With one game of data, it feels safe to conclude that the Pittsburgh Penguins are once again playing for keeps. Of all the statements made in the first two days of playoff action, none was louder than Pittsburgh’s 7–0 drubbing of Philadelphia. How will the Flyers respond after getting pantsed by their in-state rivals in Game 1? If Philly captain Claude Giroux summons up those occasional world-beating individual performances he’s known for on command, Friday night would be an opportune time to play that card.

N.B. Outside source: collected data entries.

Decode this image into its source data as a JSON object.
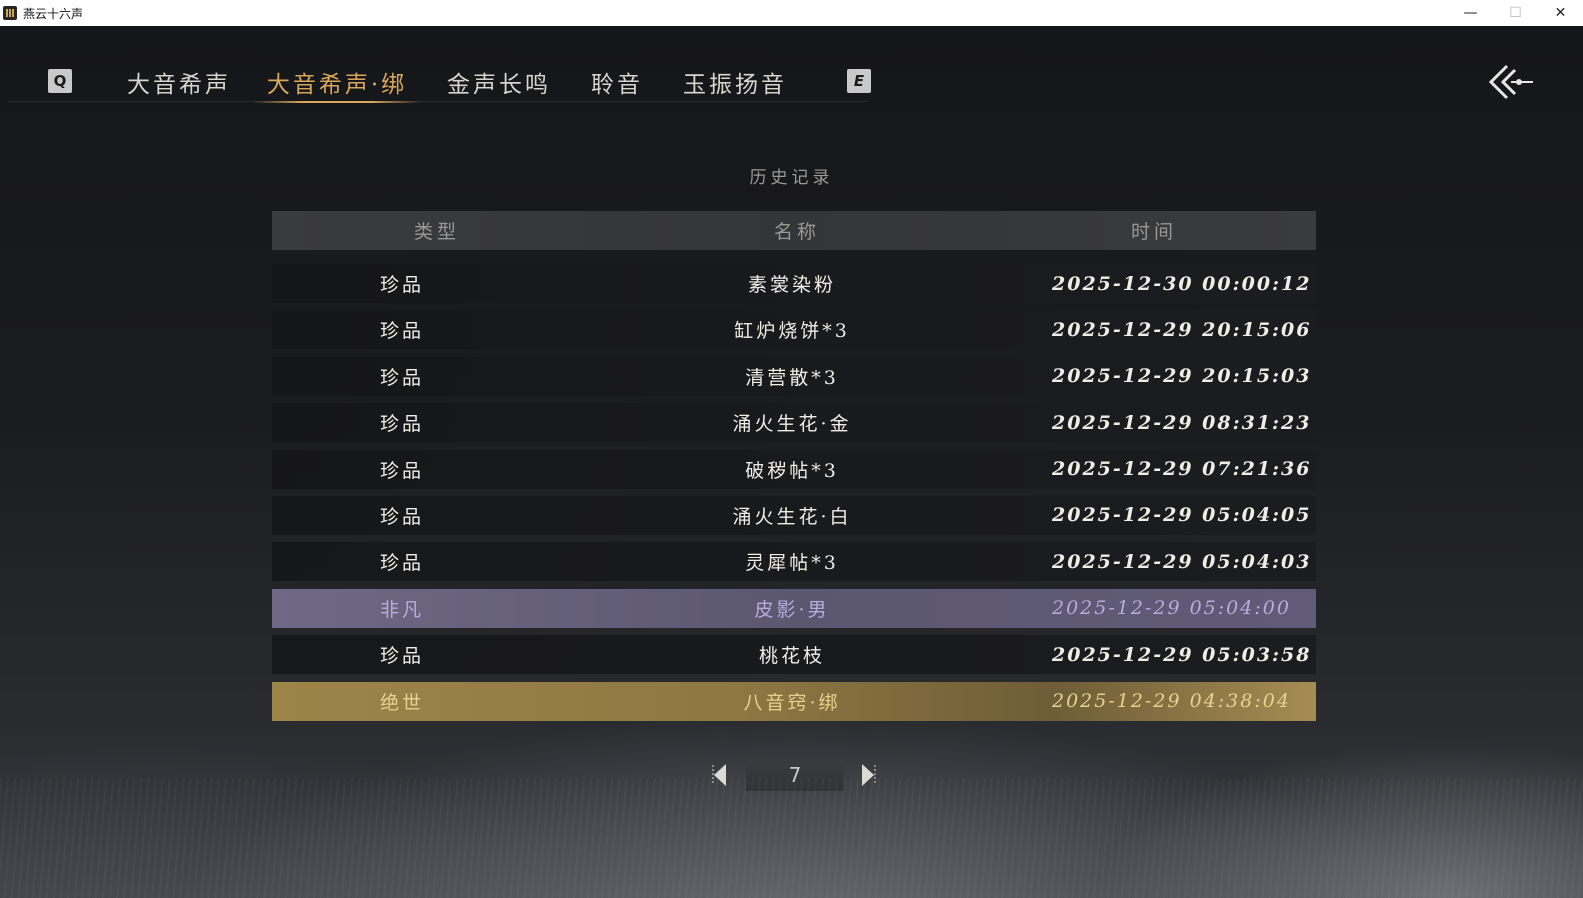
{
  "window": {
    "title": "燕云十六声",
    "minimize_glyph": "—",
    "maximize_glyph": "☐",
    "close_glyph": "✕"
  },
  "tabs": {
    "prev_key": "Q",
    "next_key": "E",
    "items": [
      {
        "label": "大音希声",
        "active": false
      },
      {
        "label": "大音希声·绑",
        "active": true
      },
      {
        "label": "金声长鸣",
        "active": false
      },
      {
        "label": "聆音",
        "active": false
      },
      {
        "label": "玉振扬音",
        "active": false
      }
    ],
    "active_color": "#d9a75c"
  },
  "history": {
    "title": "历史记录",
    "columns": {
      "type": "类型",
      "name": "名称",
      "time": "时间"
    },
    "rows": [
      {
        "type": "珍品",
        "name": "素裳染粉",
        "time": "2025-12-30 00:00:12",
        "rarity": "normal"
      },
      {
        "type": "珍品",
        "name": "缸炉烧饼*3",
        "time": "2025-12-29 20:15:06",
        "rarity": "normal"
      },
      {
        "type": "珍品",
        "name": "清营散*3",
        "time": "2025-12-29 20:15:03",
        "rarity": "normal"
      },
      {
        "type": "珍品",
        "name": "涌火生花·金",
        "time": "2025-12-29 08:31:23",
        "rarity": "normal"
      },
      {
        "type": "珍品",
        "name": "破秽帖*3",
        "time": "2025-12-29 07:21:36",
        "rarity": "normal"
      },
      {
        "type": "珍品",
        "name": "涌火生花·白",
        "time": "2025-12-29 05:04:05",
        "rarity": "normal"
      },
      {
        "type": "珍品",
        "name": "灵犀帖*3",
        "time": "2025-12-29 05:04:03",
        "rarity": "normal"
      },
      {
        "type": "非凡",
        "name": "皮影·男",
        "time": "2025-12-29 05:04:00",
        "rarity": "rare"
      },
      {
        "type": "珍品",
        "name": "桃花枝",
        "time": "2025-12-29 05:03:58",
        "rarity": "normal"
      },
      {
        "type": "绝世",
        "name": "八音窍·绑",
        "time": "2025-12-29 04:38:04",
        "rarity": "legend"
      }
    ],
    "rarity_colors": {
      "rare": "#6f6985",
      "legend": "#9c8449"
    }
  },
  "pager": {
    "page": "7"
  }
}
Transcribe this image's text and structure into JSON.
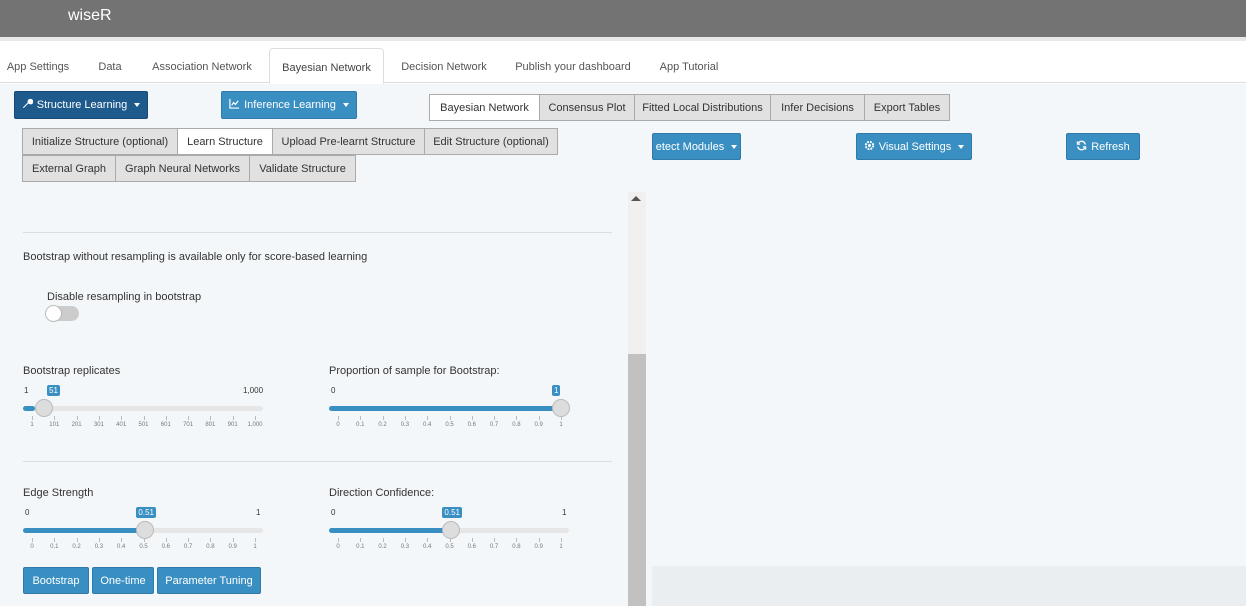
{
  "app": {
    "brand": "wiseR"
  },
  "nav_tabs": [
    {
      "label": "App Settings"
    },
    {
      "label": "Data"
    },
    {
      "label": "Association Network"
    },
    {
      "label": "Bayesian Network"
    },
    {
      "label": "Decision Network"
    },
    {
      "label": "Publish your dashboard"
    },
    {
      "label": "App Tutorial"
    }
  ],
  "dropdowns": {
    "structure_learning": "Structure Learning",
    "inference_learning": "Inference Learning"
  },
  "right_tabs": [
    {
      "label": "Bayesian Network"
    },
    {
      "label": "Consensus Plot"
    },
    {
      "label": "Fitted Local Distributions"
    },
    {
      "label": "Infer Decisions"
    },
    {
      "label": "Export Tables"
    }
  ],
  "sub_tabs_row1": [
    {
      "label": "Initialize Structure (optional)"
    },
    {
      "label": "Learn Structure"
    },
    {
      "label": "Upload Pre-learnt Structure"
    },
    {
      "label": "Edit Structure (optional)"
    }
  ],
  "sub_tabs_row2": [
    {
      "label": "External Graph"
    },
    {
      "label": "Graph Neural Networks"
    },
    {
      "label": "Validate Structure"
    }
  ],
  "right_buttons": {
    "detect_modules": "etect Modules",
    "visual_settings": "Visual Settings",
    "refresh": "Refresh"
  },
  "bootstrap_note": "Bootstrap without resampling is available only for score-based learning",
  "toggle": {
    "label": "Disable resampling in bootstrap",
    "on": false
  },
  "sliders": {
    "bootstrap_replicates": {
      "label": "Bootstrap replicates",
      "min_label": "1",
      "max_label": "1,000",
      "value_label": "51",
      "fraction": 0.05,
      "ticks": [
        "1",
        "101",
        "201",
        "301",
        "401",
        "501",
        "601",
        "701",
        "801",
        "901",
        "1,000"
      ]
    },
    "sample_proportion": {
      "label": "Proportion of sample for Bootstrap:",
      "min_label": "0",
      "value_label": "1",
      "fraction": 1.0,
      "ticks": [
        "0",
        "0.1",
        "0.2",
        "0.3",
        "0.4",
        "0.5",
        "0.6",
        "0.7",
        "0.8",
        "0.9",
        "1"
      ]
    },
    "edge_strength": {
      "label": "Edge Strength",
      "min_label": "0",
      "max_label": "1",
      "value_label": "0.51",
      "fraction": 0.51,
      "ticks": [
        "0",
        "0.1",
        "0.2",
        "0.3",
        "0.4",
        "0.5",
        "0.6",
        "0.7",
        "0.8",
        "0.9",
        "1"
      ]
    },
    "direction_confidence": {
      "label": "Direction Confidence:",
      "min_label": "0",
      "max_label": "1",
      "value_label": "0.51",
      "fraction": 0.51,
      "ticks": [
        "0",
        "0.1",
        "0.2",
        "0.3",
        "0.4",
        "0.5",
        "0.6",
        "0.7",
        "0.8",
        "0.9",
        "1"
      ]
    }
  },
  "bottom_buttons": {
    "bootstrap": "Bootstrap",
    "one_time": "One-time",
    "parameter_tuning": "Parameter Tuning"
  },
  "colors": {
    "header": "#737373",
    "primary_dark": "#1e5a8c",
    "primary": "#3a8fc2"
  }
}
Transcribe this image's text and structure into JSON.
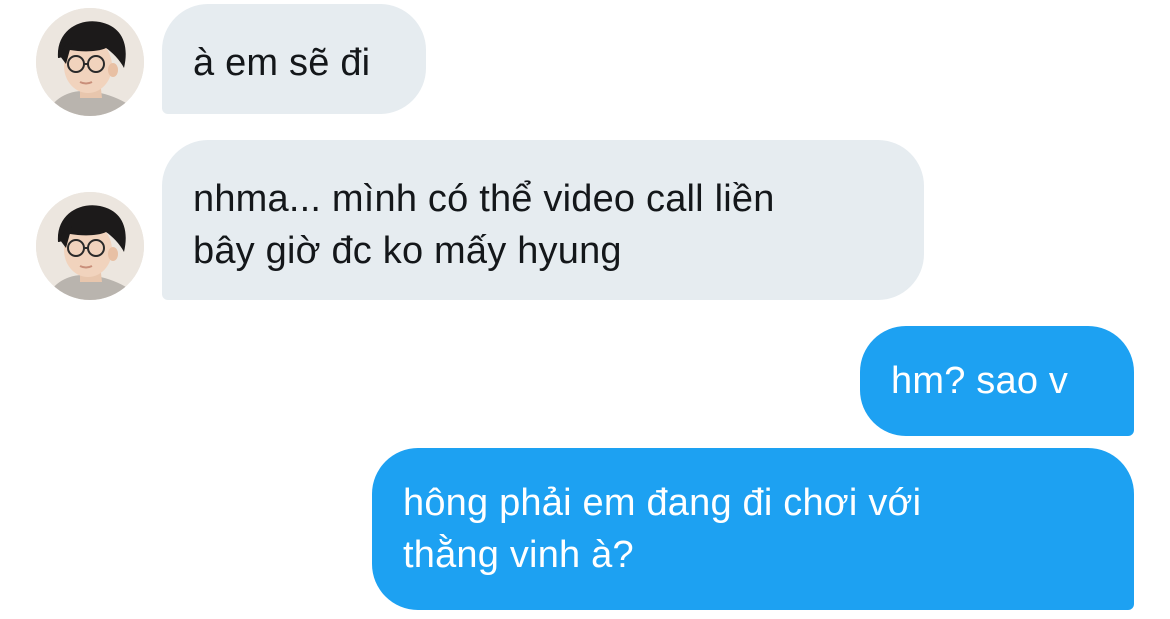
{
  "conversation": {
    "messages": [
      {
        "sender": "contact",
        "text": "à em sẽ đi"
      },
      {
        "sender": "contact",
        "text": "nhma... mình có thể video call liền\nbây giờ đc ko mấy hyung"
      },
      {
        "sender": "me",
        "text": "hm? sao v"
      },
      {
        "sender": "me",
        "text": "hông phải em đang đi chơi với\nthằng vinh à?"
      }
    ]
  },
  "colors": {
    "incoming_bubble": "#e6ecf0",
    "outgoing_bubble": "#1da1f2",
    "incoming_text": "#14171a",
    "outgoing_text": "#ffffff"
  },
  "icons": {
    "contact_avatar": "contact-avatar-photo"
  }
}
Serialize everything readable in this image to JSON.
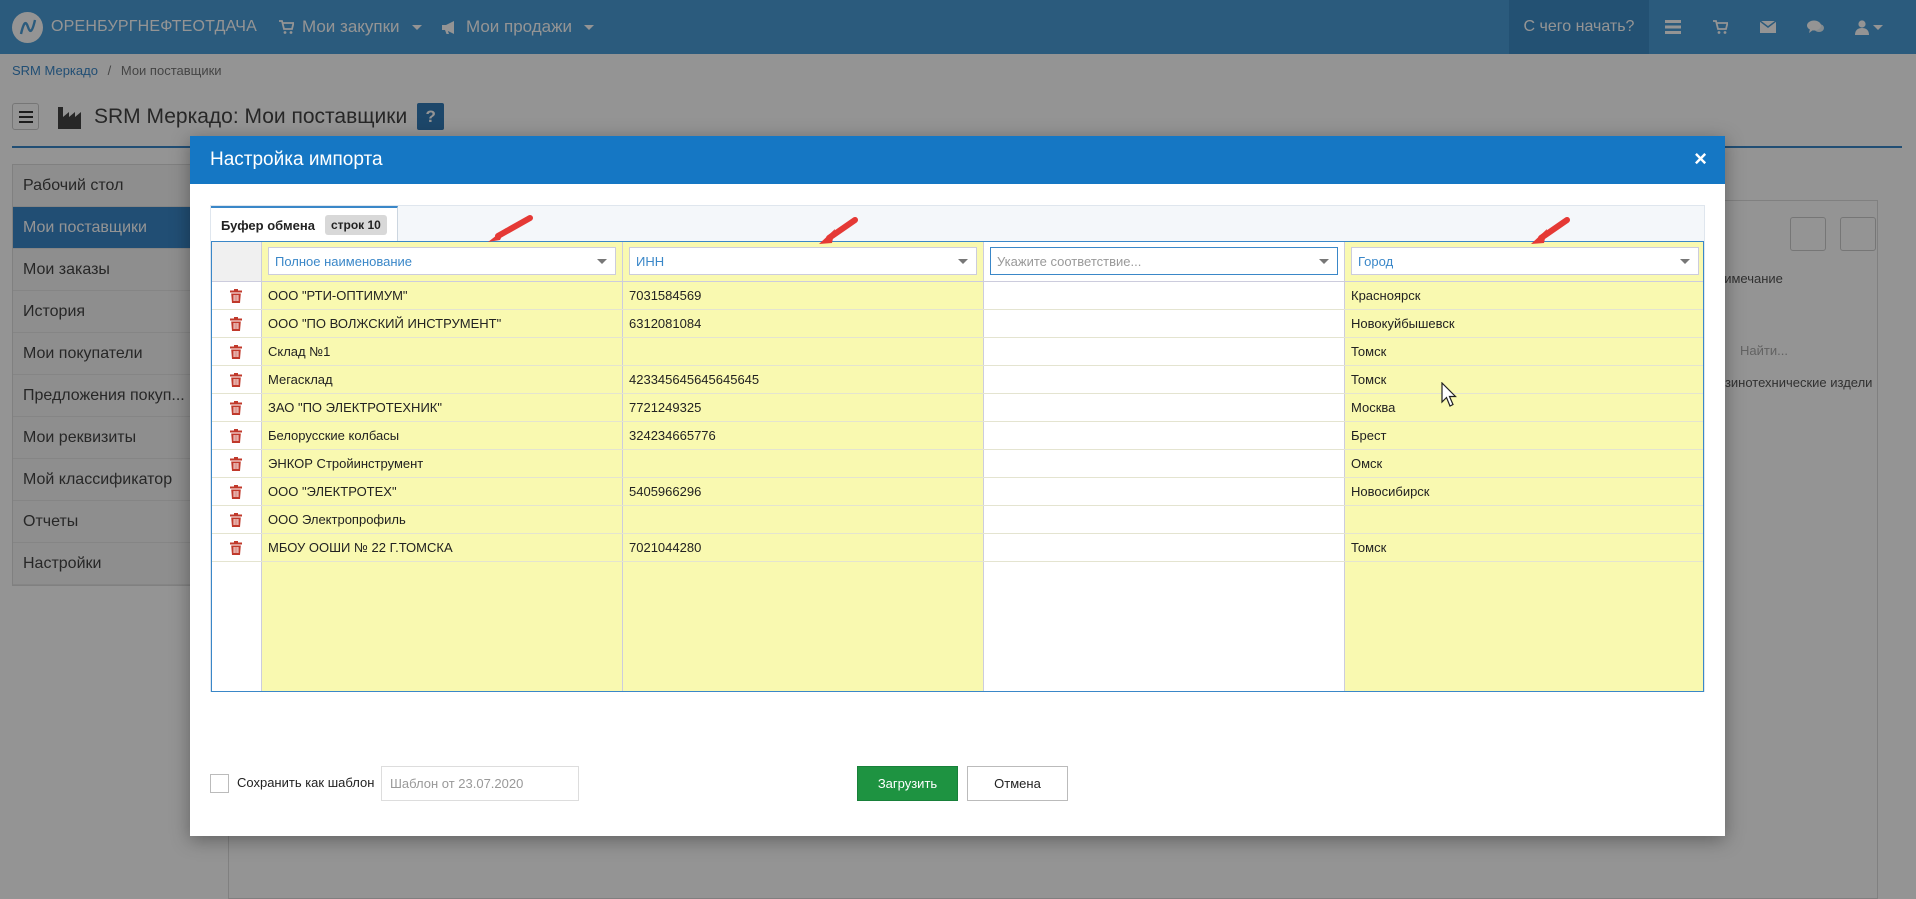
{
  "navbar": {
    "brand": "ОРЕНБУРГНЕФТЕОТДАЧА",
    "purchases": "Мои закупки",
    "sales": "Мои продажи",
    "start": "С чего начать?",
    "icons": [
      "list-icon",
      "cart-icon",
      "envelope-icon",
      "comments-icon",
      "user-icon"
    ]
  },
  "breadcrumb": {
    "root": "SRM Меркадо",
    "separator": "/",
    "current": "Мои поставщики"
  },
  "page": {
    "title": "SRM Меркадо: Мои поставщики",
    "help": "?"
  },
  "sidebar": {
    "items": [
      {
        "label": "Рабочий стол"
      },
      {
        "label": "Мои поставщики"
      },
      {
        "label": "Мои заказы"
      },
      {
        "label": "История"
      },
      {
        "label": "Мои покупатели"
      },
      {
        "label": "Предложения покуп..."
      },
      {
        "label": "Мои реквизиты"
      },
      {
        "label": "Мой классификатор"
      },
      {
        "label": "Отчеты"
      },
      {
        "label": "Настройки"
      }
    ]
  },
  "background": {
    "note_header": "римечание",
    "filter_placeholder": "Найти...",
    "cell": "езинотехнические издели"
  },
  "modal": {
    "title": "Настройка импорта",
    "close": "×",
    "tab": {
      "label": "Буфер обмена",
      "badge": "строк 10"
    },
    "columns": [
      {
        "value": "Полное наименование",
        "placeholder": false
      },
      {
        "value": "ИНН",
        "placeholder": false
      },
      {
        "value": "Укажите соответствие...",
        "placeholder": true
      },
      {
        "value": "Город",
        "placeholder": false
      }
    ],
    "rows": [
      [
        "ООО \"РТИ-ОПТИМУМ\"",
        "7031584569",
        "",
        "Красноярск"
      ],
      [
        "ООО \"ПО ВОЛЖСКИЙ ИНСТРУМЕНТ\"",
        "6312081084",
        "",
        "Новокуйбышевск"
      ],
      [
        "Склад №1",
        "",
        "",
        "Томск"
      ],
      [
        "Мегасклад",
        "423345645645645645",
        "",
        "Томск"
      ],
      [
        "ЗАО \"ПО ЭЛЕКТРОТЕХНИК\"",
        "7721249325",
        "",
        "Москва"
      ],
      [
        "Белорусские колбасы",
        "324234665776",
        "",
        "Брест"
      ],
      [
        "ЭНКОР Стройинструмент",
        "",
        "",
        "Омск"
      ],
      [
        "ООО \"ЭЛЕКТРОТЕХ\"",
        "5405966296",
        "",
        "Новосибирск"
      ],
      [
        "ООО Электропрофиль",
        "",
        "",
        ""
      ],
      [
        "МБОУ ООШИ № 22 Г.ТОМСКА",
        "7021044280",
        "",
        "Томск"
      ]
    ],
    "footer": {
      "save_template": "Сохранить как шаблон",
      "template_placeholder": "Шаблон от 23.07.2020",
      "load": "Загрузить",
      "cancel": "Отмена"
    }
  },
  "colors": {
    "navbar": "#4a9ed8",
    "modal_header": "#1577c4",
    "mapped_column": "#f9f9b0",
    "load_button": "#1e9341",
    "arrow": "#e53935"
  }
}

That electric home-ice advantage finally paid off for the Winnipeg Jets, as they secured their franchise’s first playoff win in nine tries. The Minnesota Wild must find a way to contain Patrik Laine’s brilliance to mere flashes, or else Bruce Boudreau’s bunch will be in a daunting 2–0 hole.
The Los Angeles Kings looked lost in the neon signs their first night in Vegas, as the Golden Knights dictated the pace for virtually all 60 minutes but could only beat Jonathan Quick once. This isn’t the first time Los Angeles has needed a game or two to lurch into gear offensively around playoff time, but the margin for error has now vanished. Who will allow a goal first in these playoffs: Matt Murray or Marc-Andre Fleury?